Right now, I'm sitting in Starbucks trying to recover from my evening. No, not partying. I spent the night with my (almost) 2 year old sleeping (aka tossing and turning and playing with my hair and picking at me) on me on the couch. I give you credit you co-sleeping parents. There's nothing like getting punched and kicked all night by a 25lb creature from another universe. Because honestly, in the middle of the night, kids are from another planet. Not only do they not grasp the concept of time, they have zero regard for anyone else. So because I spent the night (not) sleeping on the couch, my darling, angel 3 1/2 year old decided that 4:30 was a great time to break out of his room and grace his brother and me with his presence but promptly dropping a matchbox car on the floor while entering the living room. Needless to say, with my lack of sleep I was not a happy camper this morning... Which continued when I asked my midnight attacker to put his shoes on so we could leave the house- the boys to their grandma's and me to work. I get it kid, I really do, I hate shoes too. But it's 20 out and you need to wear them. And yes we're going to grandma's because I need to go to work, and no I don't care that you don't want to go because I don't want to go to work either. If my biggest issue in the morning was because I didn't want to go to work, I'd be pretty happy, but no, that's not my only worry.
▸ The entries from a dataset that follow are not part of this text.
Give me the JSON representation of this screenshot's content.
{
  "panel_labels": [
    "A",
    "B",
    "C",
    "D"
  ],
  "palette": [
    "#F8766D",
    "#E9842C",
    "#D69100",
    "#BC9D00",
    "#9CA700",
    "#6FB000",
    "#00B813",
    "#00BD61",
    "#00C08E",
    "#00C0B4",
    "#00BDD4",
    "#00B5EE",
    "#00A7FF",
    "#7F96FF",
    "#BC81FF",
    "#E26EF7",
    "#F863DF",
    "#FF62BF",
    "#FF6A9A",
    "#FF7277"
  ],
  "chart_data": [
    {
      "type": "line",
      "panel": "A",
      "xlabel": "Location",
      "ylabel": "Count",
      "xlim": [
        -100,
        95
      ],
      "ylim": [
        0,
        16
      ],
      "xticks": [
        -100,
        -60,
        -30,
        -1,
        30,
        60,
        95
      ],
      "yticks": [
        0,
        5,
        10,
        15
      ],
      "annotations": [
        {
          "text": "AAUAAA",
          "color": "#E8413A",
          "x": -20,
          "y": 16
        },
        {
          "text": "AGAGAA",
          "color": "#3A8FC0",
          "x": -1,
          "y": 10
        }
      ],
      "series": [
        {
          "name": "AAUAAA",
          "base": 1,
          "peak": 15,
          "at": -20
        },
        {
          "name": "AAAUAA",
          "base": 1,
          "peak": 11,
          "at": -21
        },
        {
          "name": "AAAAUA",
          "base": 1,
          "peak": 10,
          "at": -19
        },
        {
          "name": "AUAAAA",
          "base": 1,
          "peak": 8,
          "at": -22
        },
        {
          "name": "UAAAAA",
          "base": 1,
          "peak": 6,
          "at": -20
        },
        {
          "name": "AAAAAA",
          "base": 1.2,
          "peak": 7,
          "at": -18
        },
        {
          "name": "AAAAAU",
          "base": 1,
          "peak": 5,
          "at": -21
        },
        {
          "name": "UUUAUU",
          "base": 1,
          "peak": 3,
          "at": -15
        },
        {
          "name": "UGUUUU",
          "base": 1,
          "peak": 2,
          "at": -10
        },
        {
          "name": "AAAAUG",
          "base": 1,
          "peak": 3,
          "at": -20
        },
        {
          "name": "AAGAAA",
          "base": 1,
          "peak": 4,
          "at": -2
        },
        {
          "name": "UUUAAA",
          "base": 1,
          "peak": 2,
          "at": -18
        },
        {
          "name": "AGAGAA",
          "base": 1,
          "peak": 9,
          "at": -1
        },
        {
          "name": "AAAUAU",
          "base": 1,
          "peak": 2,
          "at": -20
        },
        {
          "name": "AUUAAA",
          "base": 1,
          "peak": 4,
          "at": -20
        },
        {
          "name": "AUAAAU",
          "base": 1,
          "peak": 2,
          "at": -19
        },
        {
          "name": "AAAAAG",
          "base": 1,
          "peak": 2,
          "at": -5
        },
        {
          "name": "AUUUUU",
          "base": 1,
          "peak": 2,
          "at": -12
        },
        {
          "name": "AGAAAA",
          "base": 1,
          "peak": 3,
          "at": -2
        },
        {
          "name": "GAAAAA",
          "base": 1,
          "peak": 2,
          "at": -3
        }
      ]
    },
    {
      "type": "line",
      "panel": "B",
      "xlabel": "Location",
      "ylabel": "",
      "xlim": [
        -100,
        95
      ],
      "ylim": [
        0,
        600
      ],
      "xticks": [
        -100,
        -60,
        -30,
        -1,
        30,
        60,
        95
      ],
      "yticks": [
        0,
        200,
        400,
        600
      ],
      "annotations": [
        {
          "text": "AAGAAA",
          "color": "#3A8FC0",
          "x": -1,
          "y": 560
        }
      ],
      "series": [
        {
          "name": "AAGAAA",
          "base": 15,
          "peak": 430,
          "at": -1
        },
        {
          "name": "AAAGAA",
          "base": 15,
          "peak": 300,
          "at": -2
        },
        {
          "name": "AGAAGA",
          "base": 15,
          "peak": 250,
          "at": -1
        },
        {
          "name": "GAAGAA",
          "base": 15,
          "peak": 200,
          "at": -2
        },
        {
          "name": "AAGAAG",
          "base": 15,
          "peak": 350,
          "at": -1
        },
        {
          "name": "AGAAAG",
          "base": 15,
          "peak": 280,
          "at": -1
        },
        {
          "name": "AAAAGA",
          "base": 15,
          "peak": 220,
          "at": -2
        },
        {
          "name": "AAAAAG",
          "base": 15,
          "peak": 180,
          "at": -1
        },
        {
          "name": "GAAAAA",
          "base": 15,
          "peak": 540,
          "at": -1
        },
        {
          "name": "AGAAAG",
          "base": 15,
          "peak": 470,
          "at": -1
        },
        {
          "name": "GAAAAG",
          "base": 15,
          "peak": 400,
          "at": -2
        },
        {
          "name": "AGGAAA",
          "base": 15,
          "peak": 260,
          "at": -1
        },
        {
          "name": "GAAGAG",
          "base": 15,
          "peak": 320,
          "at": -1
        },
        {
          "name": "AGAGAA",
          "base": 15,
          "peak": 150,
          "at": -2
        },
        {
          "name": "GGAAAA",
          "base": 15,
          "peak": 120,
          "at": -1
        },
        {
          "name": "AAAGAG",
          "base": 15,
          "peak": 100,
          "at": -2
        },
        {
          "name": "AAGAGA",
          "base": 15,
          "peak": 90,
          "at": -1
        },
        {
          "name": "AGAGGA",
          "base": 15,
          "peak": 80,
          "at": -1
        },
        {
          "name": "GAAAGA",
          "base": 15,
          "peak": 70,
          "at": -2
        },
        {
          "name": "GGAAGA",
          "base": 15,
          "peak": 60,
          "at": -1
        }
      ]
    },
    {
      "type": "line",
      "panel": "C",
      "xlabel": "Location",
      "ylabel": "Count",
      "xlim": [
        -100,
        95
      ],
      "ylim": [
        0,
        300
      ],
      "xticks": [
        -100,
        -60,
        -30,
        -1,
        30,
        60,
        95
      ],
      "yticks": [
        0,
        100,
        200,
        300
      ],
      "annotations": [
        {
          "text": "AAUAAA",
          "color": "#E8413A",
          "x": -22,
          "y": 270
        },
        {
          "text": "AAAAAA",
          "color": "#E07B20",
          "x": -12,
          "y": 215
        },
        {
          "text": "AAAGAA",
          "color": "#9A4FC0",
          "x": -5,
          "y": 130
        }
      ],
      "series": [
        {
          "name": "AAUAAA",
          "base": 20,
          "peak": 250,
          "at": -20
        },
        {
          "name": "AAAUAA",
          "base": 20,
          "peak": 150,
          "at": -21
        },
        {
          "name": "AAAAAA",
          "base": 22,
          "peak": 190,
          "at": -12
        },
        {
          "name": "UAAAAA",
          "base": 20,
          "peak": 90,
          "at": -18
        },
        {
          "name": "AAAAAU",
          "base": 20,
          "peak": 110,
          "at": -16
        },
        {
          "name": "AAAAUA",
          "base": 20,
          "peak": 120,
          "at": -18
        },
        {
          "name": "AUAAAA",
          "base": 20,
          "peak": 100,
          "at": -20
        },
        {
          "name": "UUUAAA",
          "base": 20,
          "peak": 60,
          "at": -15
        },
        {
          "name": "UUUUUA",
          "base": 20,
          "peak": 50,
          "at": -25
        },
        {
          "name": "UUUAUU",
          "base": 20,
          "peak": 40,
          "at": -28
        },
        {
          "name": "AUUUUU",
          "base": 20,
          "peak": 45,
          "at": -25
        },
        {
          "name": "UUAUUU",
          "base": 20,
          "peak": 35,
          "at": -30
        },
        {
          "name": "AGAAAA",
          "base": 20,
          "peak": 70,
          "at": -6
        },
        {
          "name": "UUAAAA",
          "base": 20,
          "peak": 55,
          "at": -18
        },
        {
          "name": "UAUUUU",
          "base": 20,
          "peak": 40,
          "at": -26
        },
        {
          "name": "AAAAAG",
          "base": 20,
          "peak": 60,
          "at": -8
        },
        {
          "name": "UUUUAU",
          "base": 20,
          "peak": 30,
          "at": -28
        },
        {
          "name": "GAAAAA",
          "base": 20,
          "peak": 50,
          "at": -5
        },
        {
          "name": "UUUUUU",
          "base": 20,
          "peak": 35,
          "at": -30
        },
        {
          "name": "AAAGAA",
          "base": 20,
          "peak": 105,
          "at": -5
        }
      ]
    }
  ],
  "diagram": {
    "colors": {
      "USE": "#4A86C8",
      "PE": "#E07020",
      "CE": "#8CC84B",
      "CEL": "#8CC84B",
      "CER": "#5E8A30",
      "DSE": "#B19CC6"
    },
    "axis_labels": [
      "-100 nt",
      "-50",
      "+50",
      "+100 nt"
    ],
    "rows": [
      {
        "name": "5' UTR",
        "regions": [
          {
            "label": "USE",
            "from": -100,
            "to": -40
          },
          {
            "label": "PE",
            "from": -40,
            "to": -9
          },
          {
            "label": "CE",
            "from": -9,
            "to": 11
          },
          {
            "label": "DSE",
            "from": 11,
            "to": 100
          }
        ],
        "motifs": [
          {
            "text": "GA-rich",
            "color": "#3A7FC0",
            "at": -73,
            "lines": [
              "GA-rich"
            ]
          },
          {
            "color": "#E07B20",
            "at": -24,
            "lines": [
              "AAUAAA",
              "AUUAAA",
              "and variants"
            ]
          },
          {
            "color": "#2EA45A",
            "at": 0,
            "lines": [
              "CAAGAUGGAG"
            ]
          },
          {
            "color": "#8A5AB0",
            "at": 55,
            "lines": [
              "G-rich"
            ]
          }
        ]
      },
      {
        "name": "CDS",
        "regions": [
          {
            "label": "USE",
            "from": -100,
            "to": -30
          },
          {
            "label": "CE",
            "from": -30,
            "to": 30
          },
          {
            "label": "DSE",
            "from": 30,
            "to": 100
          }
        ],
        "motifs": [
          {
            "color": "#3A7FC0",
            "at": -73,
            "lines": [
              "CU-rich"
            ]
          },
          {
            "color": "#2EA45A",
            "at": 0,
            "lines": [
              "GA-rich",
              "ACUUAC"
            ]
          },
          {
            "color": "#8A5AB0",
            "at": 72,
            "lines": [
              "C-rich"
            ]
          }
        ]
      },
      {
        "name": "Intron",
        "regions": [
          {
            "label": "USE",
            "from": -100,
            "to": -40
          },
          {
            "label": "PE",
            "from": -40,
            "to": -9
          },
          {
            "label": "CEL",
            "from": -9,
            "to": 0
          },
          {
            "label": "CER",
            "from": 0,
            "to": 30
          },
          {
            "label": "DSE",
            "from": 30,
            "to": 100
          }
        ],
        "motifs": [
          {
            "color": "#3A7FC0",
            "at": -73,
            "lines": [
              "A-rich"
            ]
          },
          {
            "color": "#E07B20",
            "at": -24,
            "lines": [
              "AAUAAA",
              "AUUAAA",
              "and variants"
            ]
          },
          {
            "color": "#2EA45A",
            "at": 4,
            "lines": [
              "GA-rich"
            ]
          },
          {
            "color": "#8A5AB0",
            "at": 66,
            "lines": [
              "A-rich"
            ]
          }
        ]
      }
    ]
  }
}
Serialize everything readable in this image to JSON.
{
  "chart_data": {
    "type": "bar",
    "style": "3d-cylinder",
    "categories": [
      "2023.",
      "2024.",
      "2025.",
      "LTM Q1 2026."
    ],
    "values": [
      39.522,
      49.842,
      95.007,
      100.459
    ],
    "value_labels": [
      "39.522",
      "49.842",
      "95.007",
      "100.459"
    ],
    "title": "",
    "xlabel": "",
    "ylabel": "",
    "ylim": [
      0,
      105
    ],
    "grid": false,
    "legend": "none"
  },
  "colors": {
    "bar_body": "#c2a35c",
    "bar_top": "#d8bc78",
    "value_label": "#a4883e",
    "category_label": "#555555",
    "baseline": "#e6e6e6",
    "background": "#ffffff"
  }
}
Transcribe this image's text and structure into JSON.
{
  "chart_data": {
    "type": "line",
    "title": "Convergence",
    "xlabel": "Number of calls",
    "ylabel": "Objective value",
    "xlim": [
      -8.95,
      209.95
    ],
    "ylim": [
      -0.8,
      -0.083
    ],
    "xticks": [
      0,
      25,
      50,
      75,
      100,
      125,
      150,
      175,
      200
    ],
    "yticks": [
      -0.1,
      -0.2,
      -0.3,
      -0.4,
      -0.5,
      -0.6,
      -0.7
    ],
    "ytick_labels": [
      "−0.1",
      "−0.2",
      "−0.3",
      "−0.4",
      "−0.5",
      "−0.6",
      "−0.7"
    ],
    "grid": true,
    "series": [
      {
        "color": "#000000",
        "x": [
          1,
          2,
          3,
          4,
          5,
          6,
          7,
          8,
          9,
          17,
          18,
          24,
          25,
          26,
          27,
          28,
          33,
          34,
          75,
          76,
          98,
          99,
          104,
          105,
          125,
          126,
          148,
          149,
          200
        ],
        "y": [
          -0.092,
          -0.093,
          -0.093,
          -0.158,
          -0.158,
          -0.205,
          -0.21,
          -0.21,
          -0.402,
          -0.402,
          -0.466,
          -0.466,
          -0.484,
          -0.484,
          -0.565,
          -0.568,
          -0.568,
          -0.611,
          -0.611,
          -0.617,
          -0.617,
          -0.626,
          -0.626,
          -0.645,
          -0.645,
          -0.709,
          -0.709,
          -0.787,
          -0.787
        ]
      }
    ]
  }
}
Everyone says that the second you become a parent your life changes. It does. But not in the way you think. You have these little people (or one little person) and they are now the center of your universe. Which is awesome. I'd tend to think of myself as a pretty independent person, I don't really require a lot of attention and usually don't need anyone to help in my day to day. With these little humanoid creatures I'm told I had a hand in creating, I am constantly needed, called, picked at, pulled at, but more importantly, told that I'm loved, hugged and once again needed. Not only have I become a personal servant to two little tyrants, I am the booboo kisser and the owie-make-better-er. You constantly have to worry if your kid(s) poop during the day, if they're getting enough to eat, if they're eating too much, are they growing, are the things they are doing normal? How long does teething really last? How much dirt can one kid really consume without internal organ failure? Is there some rare condition that can contract from dipping their ice cream cone in ketchup and bbq sauce- because ew. Am I messing you up in ways that are irreparable? Are you going to grow up to be a good person? I'm doing all that I can to make sure they grow up in an environment that encourages talking out our problems but some days, I just want to sit on the floor and cry just as long as they do... But parents are supposed to have self control, right? nah. We're just doing what we think is right. Don't get caught up in the facebook syndrome of comparing yourself and your life to others. What works for you might not work for everyone. Someone will always have something negative to say about the way you do things and anyone who tells you that parenting is a piece of cake is full of crap-o-la. What I wouldn't give to be a fly on the wall during their average day- I bet it's not all sunshine and unicorns. I too often watch others tear each other down, I'm an Instagram girl (@jenmiller23) and the amount of negative comments I see on other's photos is horrifying. I use mine to keep in touch, to share funny tidbits of my life. I'm not perfect, I'll never claim to be. I'm just doing what we're all doing - #wingingit.
I want this blog to be about my craft but it will probably contain a lot of antics about my kids, my life, my thoughts on the world with possibly a little bit of crafting mixed in. Let's all just spread the love and not worry about what we look like to others. Let's celebrate other's achievements and be on board when people make life changing decisions rather than just openly and harshly criticize. I just want to make things that make people happy and be the best mom that I can be. That's not too much to ask, is it?